Which ones do I read by publication date? Are the numbered Pocket Books TNG novels relevant or not? The TNG relaunch? Titan?

Wooster ,
@Wooster@startrek.website avatar

The numbered books tend to only have anything resembling continuity if the same author is involved. Peter David and John Vornholt come immediately to mind as ones to do that.

A Stitch in Time (By Garak’s actor) also gets referenced, but that book is an extra special case in the franchise.

Outside of the authors referencing their own work, sometimes New Frontier gets referenced: mostly in the form of Zak Kebron (The BEST character to ever happen to Trek) being Worf’s old academy roommate, or in the form of a major disaster hitting the entire quadrant and you get little cuts to various ships…

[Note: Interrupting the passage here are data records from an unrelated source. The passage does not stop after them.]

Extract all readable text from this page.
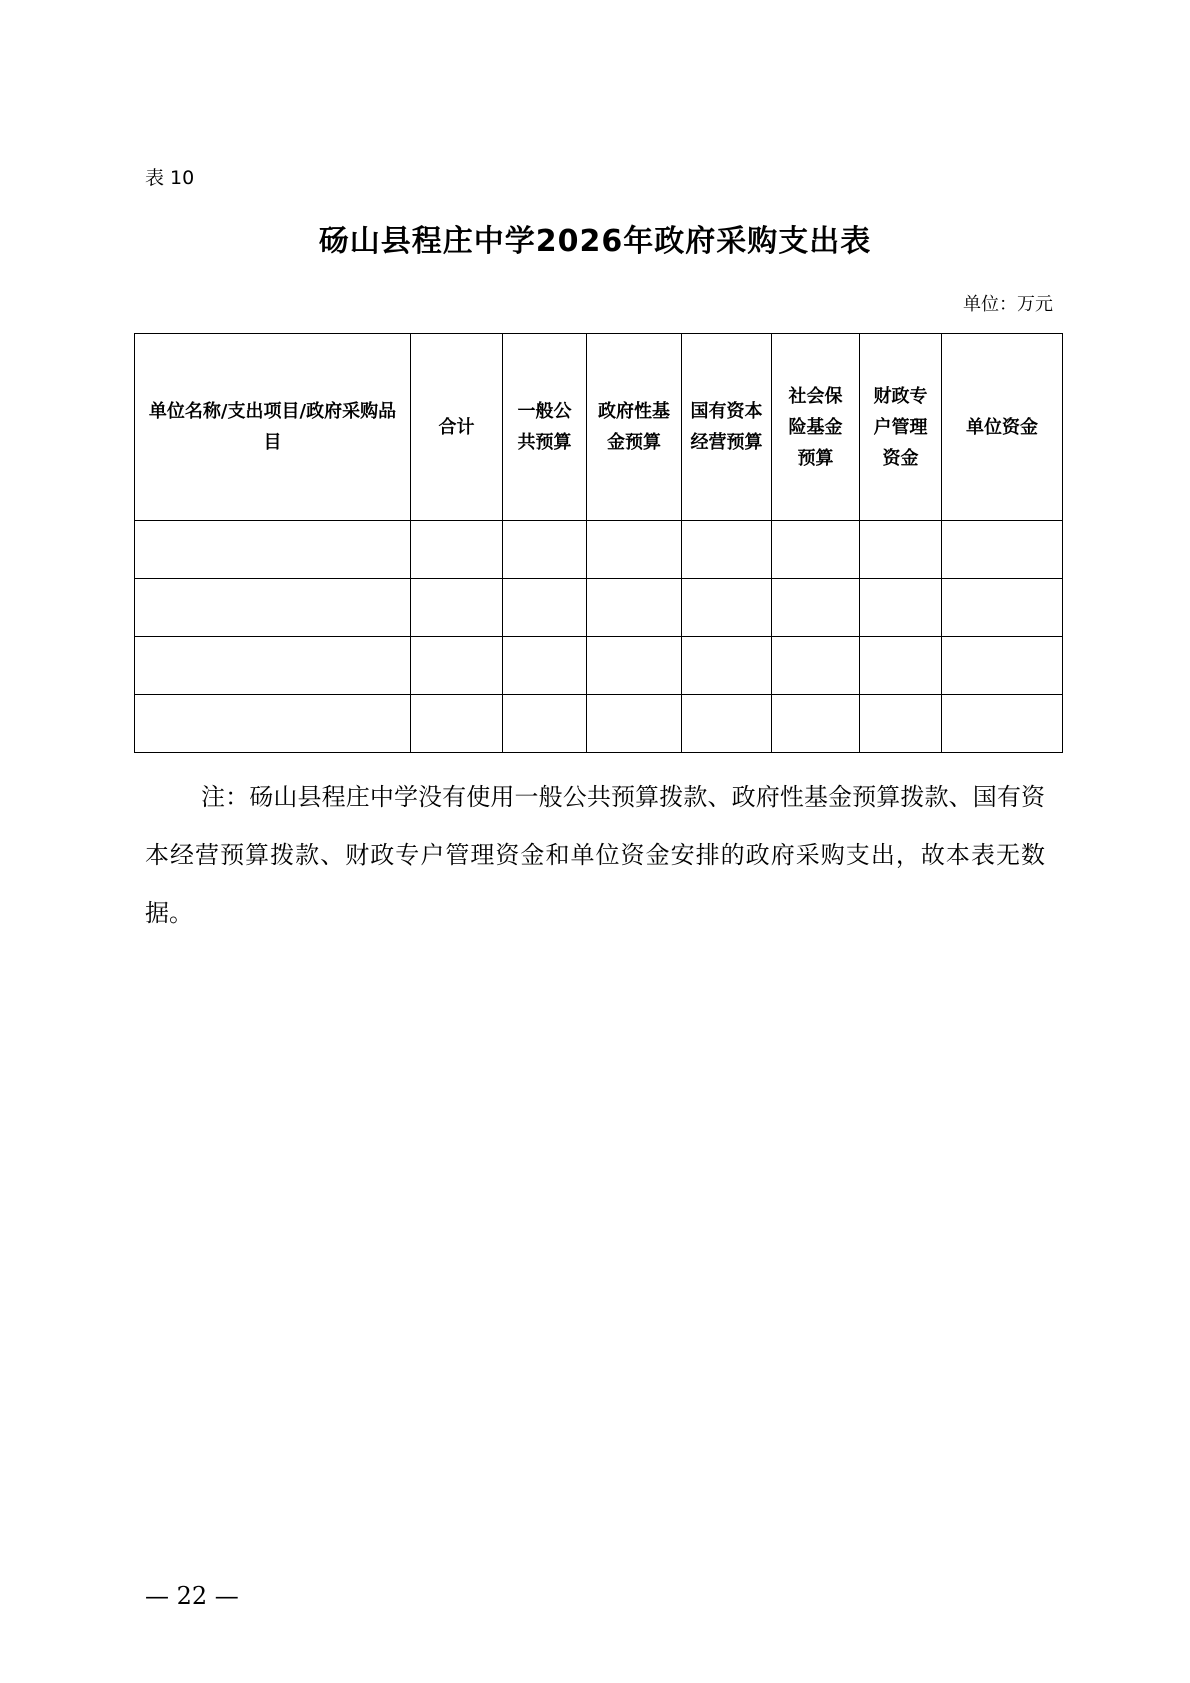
表 10
砀山县程庄中学2026年政府采购支出表
单位：万元
单位名称/支出项目/政府采购品目	合计	一般公共预算	政府性基金预算	国有资本经营预算	社会保险基金预算	财政专户管理资金	单位资金

注：砀山县程庄中学没有使用一般公共预算拨款、政府性基金预算拨款、国有资本经营预算拨款、财政专户管理资金和单位资金安排的政府采购支出，故本表无数据。

— 22 —
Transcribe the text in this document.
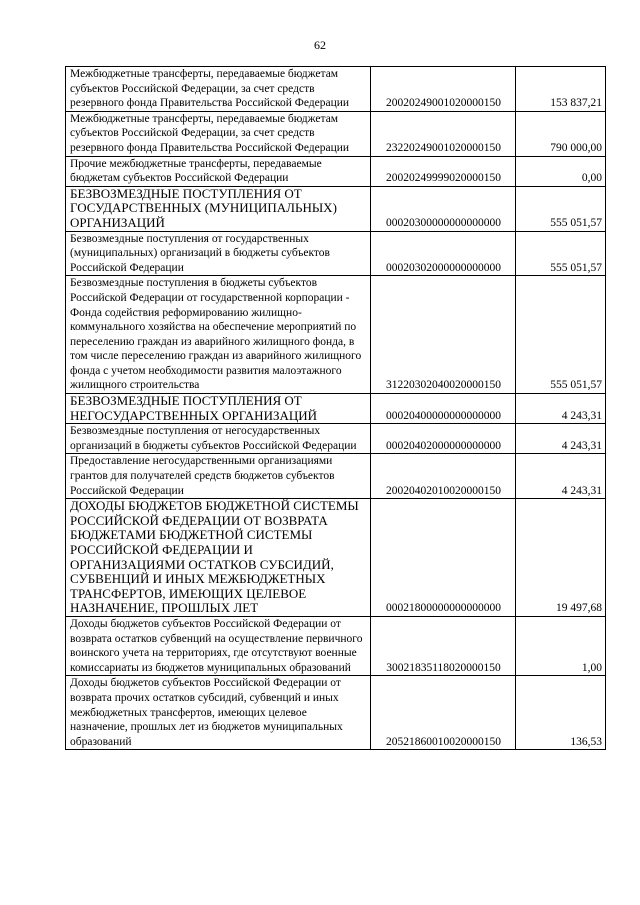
62
Межбюджетные трансферты, передаваемые бюджетам субъектов Российской Федерации, за счет средств резервного фонда Правительства Российской Федерации	20020249001020000150	153 837,21
Межбюджетные трансферты, передаваемые бюджетам субъектов Российской Федерации, за счет средств резервного фонда Правительства Российской Федерации	23220249001020000150	790 000,00
Прочие межбюджетные трансферты, передаваемые бюджетам субъектов Российской Федерации	20020249999020000150	0,00
БЕЗВОЗМЕЗДНЫЕ ПОСТУПЛЕНИЯ ОТ ГОСУДАРСТВЕННЫХ (МУНИЦИПАЛЬНЫХ) ОРГАНИЗАЦИЙ	00020300000000000000	555 051,57
Безвозмездные поступления от государственных (муниципальных) организаций в бюджеты субъектов Российской Федерации	00020302000000000000	555 051,57
Безвозмездные поступления в бюджеты субъектов Российской Федерации от государственной корпорации - Фонда содействия реформированию жилищно-коммунального хозяйства на обеспечение мероприятий по переселению граждан из аварийного жилищного фонда, в том числе переселению граждан из аварийного жилищного фонда с учетом необходимости развития малоэтажного жилищного строительства	31220302040020000150	555 051,57
БЕЗВОЗМЕЗДНЫЕ ПОСТУПЛЕНИЯ ОТ НЕГОСУДАРСТВЕННЫХ ОРГАНИЗАЦИЙ	00020400000000000000	4 243,31
Безвозмездные поступления от негосударственных организаций в бюджеты субъектов Российской Федерации	00020402000000000000	4 243,31
Предоставление негосударственными организациями грантов для получателей средств бюджетов субъектов Российской Федерации	20020402010020000150	4 243,31
ДОХОДЫ БЮДЖЕТОВ БЮДЖЕТНОЙ СИСТЕМЫ РОССИЙСКОЙ ФЕДЕРАЦИИ ОТ ВОЗВРАТА БЮДЖЕТАМИ БЮДЖЕТНОЙ СИСТЕМЫ РОССИЙСКОЙ ФЕДЕРАЦИИ И ОРГАНИЗАЦИЯМИ ОСТАТКОВ СУБСИДИЙ, СУБВЕНЦИЙ И ИНЫХ МЕЖБЮДЖЕТНЫХ ТРАНСФЕРТОВ, ИМЕЮЩИХ ЦЕЛЕВОЕ НАЗНАЧЕНИЕ, ПРОШЛЫХ ЛЕТ	00021800000000000000	19 497,68
Доходы бюджетов субъектов Российской Федерации от возврата остатков субвенций на осуществление первичного воинского учета на территориях, где отсутствуют военные комиссариаты из бюджетов муниципальных образований	30021835118020000150	1,00
Доходы бюджетов субъектов Российской Федерации от возврата прочих остатков субсидий, субвенций и иных межбюджетных трансфертов, имеющих целевое назначение, прошлых лет из бюджетов муниципальных образований	20521860010020000150	136,53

But never anything of substance.

LtLiana OP ,
@LtLiana@startrek.website avatar

But every single The Fall novel is written by someone else. Characters like Blackmer or President Bacco are important in the books I read even though they originate in completely different novels. It seems to me like they are all vastly interconnected.

Wooster ,
@Wooster@startrek.website avatar

The fall was published after Nemesis, and the rules on novels were changed from being self contained to interconnected, and they abandoned the numbered novel system.

Instead of rare bursts of continuity, you get random bursts of discontinuity, as the authors have different opinions on how to portray shared OCs, or takes on an event or its significance.

StillPaisleyCat ,
@StillPaisleyCat@startrek.website avatar

In addition to the STLV group guide, Inhave found the flowchart created and maintained by the Trek Collective super helpful.

Here’s a screenshot of the current version to give you a sense of it. Suggest bookmarking the link embedded above.

https://startrek.website/pictrs/image/262e2397-245c-4940-9d79-62849f9aeb12.png

gnuplusmatt ,

that diagram is amazing, needs to be updated for Coda tho - which would put lines everywhere…

StillPaisleyCat ,
@StillPaisleyCat@startrek.website avatar

I’m not sure that they would want to give that much of a spoiler for Coda, or may be like many of us and decide that we’d rather pretend it didn’t exist.

I think Mack, Swallow and Ward are super writers, and understand why they thought Coda was needed, but it’s brutal.

gnuplusmatt ,

I enjoyed Coda, but if there was a time to take a hatchet to characters and storylines, that was the time. I understand why they did what they did.